Interview, Fireside Chat
Agents, Lawyers, and LLMs
- Matish leads product at Harvey, having joined the company when it had ~30 employees and overseeing growth to 250 employees over the last 18 months.
- Harvey positions itself as domain-specific AI for legal and professional services, specifically automating drafts, synthesis, strategic advice, and memos.
- The company's core workflows target three primary legal sectors: transactional work (M&A, venture funding), litigation, and in-house enterprise counsel.
- Harvey's agent architecture mimics the hierarchical structure of law firms, replicating workflows where partners break tasks down for juniors and associates, with AI agents functioning as that chain of command.
- Adoption was catalyzed by the release of ChatGPT in November 2022, which created market pressure on law firms to adopt AI to satisfy client demands for efficiency.
- Harvey's go-to-market strategy relies on "lawyers selling lawyers," employing legal professionals as account executives and embedding them in product and AI teams to translate legal processes into algorithms.
- The company views AI not as a labor replacement but as a solution to supply constraints in the legal sector, aiming to return 30–40% of lawyers' time to high-value creative work.
- Harvey asserts that complex legal documents like an S-1 cannot be generated in a single prompt ("one-shot") and require interactive, collaborative workflows between humans and agents.
- Current pricing utilizes a seat-based model rather than outcome-based pricing, citing that enterprise buyers currently lack the frameworks to evaluate experimental AI outcomes.
- Monthly active user utilization has grown from 40% to 70%, driven by disciplined onboarding programs and gamified internal use cases to encourage prompt engineering proficiency.
- The company is expanding beyond pure legal services into adjacent verticals like tax, finance, and HR, initially leveraging existing M&A and litigation projects to introduce these services.
- Harvey is building custom fine-tuned models and RAG systems for partners like PwC, utilizing their proprietary tax law data and expert evaluations to enhance domain specificity.

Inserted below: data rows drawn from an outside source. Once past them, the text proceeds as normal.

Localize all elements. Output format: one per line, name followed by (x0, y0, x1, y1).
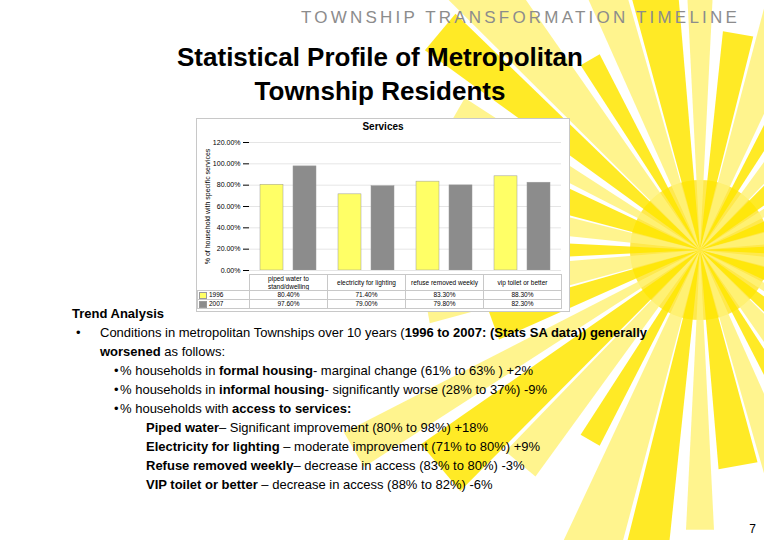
html-text:Refuse removed weekly – decrea: Refuse removed weekly – decrease in acce… (146, 458, 525, 473)
svg-text:60.00%: 60.00% (217, 203, 241, 210)
html-text:80.40%: 80.40% (277, 291, 300, 299)
html-text:88.30%: 88.30% (511, 291, 534, 299)
html-text:Piped water – Significant impr: Piped water – Significant improvement (8… (146, 420, 489, 435)
html-text:Statistical Profile of Metropo: Statistical Profile of Metropolitan Town… (177, 42, 583, 106)
html-text:1996: 1996 (209, 291, 224, 298)
html-text:piped water to stand/dwelling: piped water to stand/dwelling (267, 275, 310, 290)
html-text:refuse removed weekly: refuse removed weekly (411, 278, 478, 286)
html-text:2007: 2007 (209, 299, 224, 307)
html-text:% households in formal housing: % households in formal housing - margina… (120, 363, 533, 378)
html-text:79.00%: 79.00% (355, 299, 378, 307)
html-text:Trend Analysis: Trend Analysis (72, 306, 164, 321)
svg-text:100.00%: 100.00% (213, 160, 241, 167)
html-text:electricity for lighting: electricity for lighting (337, 278, 396, 286)
svg-text:40.00%: 40.00% (217, 224, 241, 231)
svg-text:80.00%: 80.00% (217, 181, 241, 188)
html-text:97.60%: 97.60% (277, 299, 300, 307)
svg-text:0.00%: 0.00% (221, 267, 241, 274)
html-text:7: 7 (749, 522, 756, 536)
html-text:TOWNSHIP TRANSFORMATION TIMELI: TOWNSHIP TRANSFORMATION TIMELINE (301, 8, 740, 27)
html-text:VIP toilet or better – decreas: VIP toilet or better – decrease in acces… (146, 477, 493, 492)
html-text:Conditions in metropolitan Tow: Conditions in metropolitan Townships ove… (100, 325, 647, 359)
html-text:79.80%: 79.80% (433, 299, 456, 307)
html-text:Services: Services (362, 121, 404, 132)
html-text:vip toilet or better: vip toilet or better (497, 278, 548, 286)
html-text:83.30%: 83.30% (433, 291, 456, 299)
html-text:% households in informal housi: % households in informal housing - signi… (120, 382, 547, 397)
svg-text:120.00%: 120.00% (213, 139, 241, 146)
svg-text:20.00%: 20.00% (217, 245, 241, 252)
html-text:Electricity for lighting – mod: Electricity for lighting – moderate impr… (146, 439, 541, 454)
html-text:71.40%: 71.40% (355, 291, 378, 299)
svg-text:% of household with specific s: % of household with specific services (204, 148, 212, 264)
html-text:82.30%: 82.30% (511, 299, 534, 307)
html-text:% households with access to se: % households with access to services: (120, 401, 352, 416)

- To address enterprise data security concerns, Harvey enforces a strict "eyes off" policy where customer data is never used for training and is inaccessible to internal staff.
- The company relies exclusively on Azure-deployed OpenAI models to satisfy enterprise security requirements, maintaining a strict vendor list that prevents immediate adoption of unvetted models.
- Harvey's UX philosophy prioritizes a "coworker" experience over a chatbot interface, utilizing dynamic UI components and "shoulder taps" to solicit user feedback and intent before generating output.
- Latency is not a primary constraint for Harvey's users, allowing for asynchronous agents and complex reasoning chains that may take minutes rather than seconds to process.
- Matish characterizes current chat interfaces as the "command line of AI," predicting significant innovation in AI-native, non-text-based UX by 2025.
- The company has not built its own foundation model, deeming the compute costs prohibitive, and instead focuses on agentic systems, fine-tuning, and prompt engineering on top of major lab models.
- Harvey released the "Big Law Bench," a public benchmark measuring the percentage of work completed by AI relative to a human baseline, rather than simple accuracy.
- Harvey currently uses a mix of human experts for internal evaluation, employing both absolute rubrics and side-by-side comparisons to ensure model consistency during swaps.
- The integration of new OpenAI reasoning models has significantly improved long-form drafting and complex legal reasoning capabilities without negatively impacting user experience.
- Harvey plans to accumulate competitive advantages in enterprise platform security, workflow-specific UX, and access to unique on-premise legal data rather than competing on model capabilities.
- The company observes a significant lag in AI adoption in the legal sector compared to Silicon Valley, with many firms still unaware of recent advancements despite public discourse.
- Client sentiment has shifted from skepticism six months ago to active demands for AI integration to drive efficiency, though long-term billing model implications remain uncertain.
- Matish predicts that despite rapid model improvements, widespread enterprise ROI in the next 2–3 years will depend on deep workflow integration and trust-building rather than general intelligence takeoffs.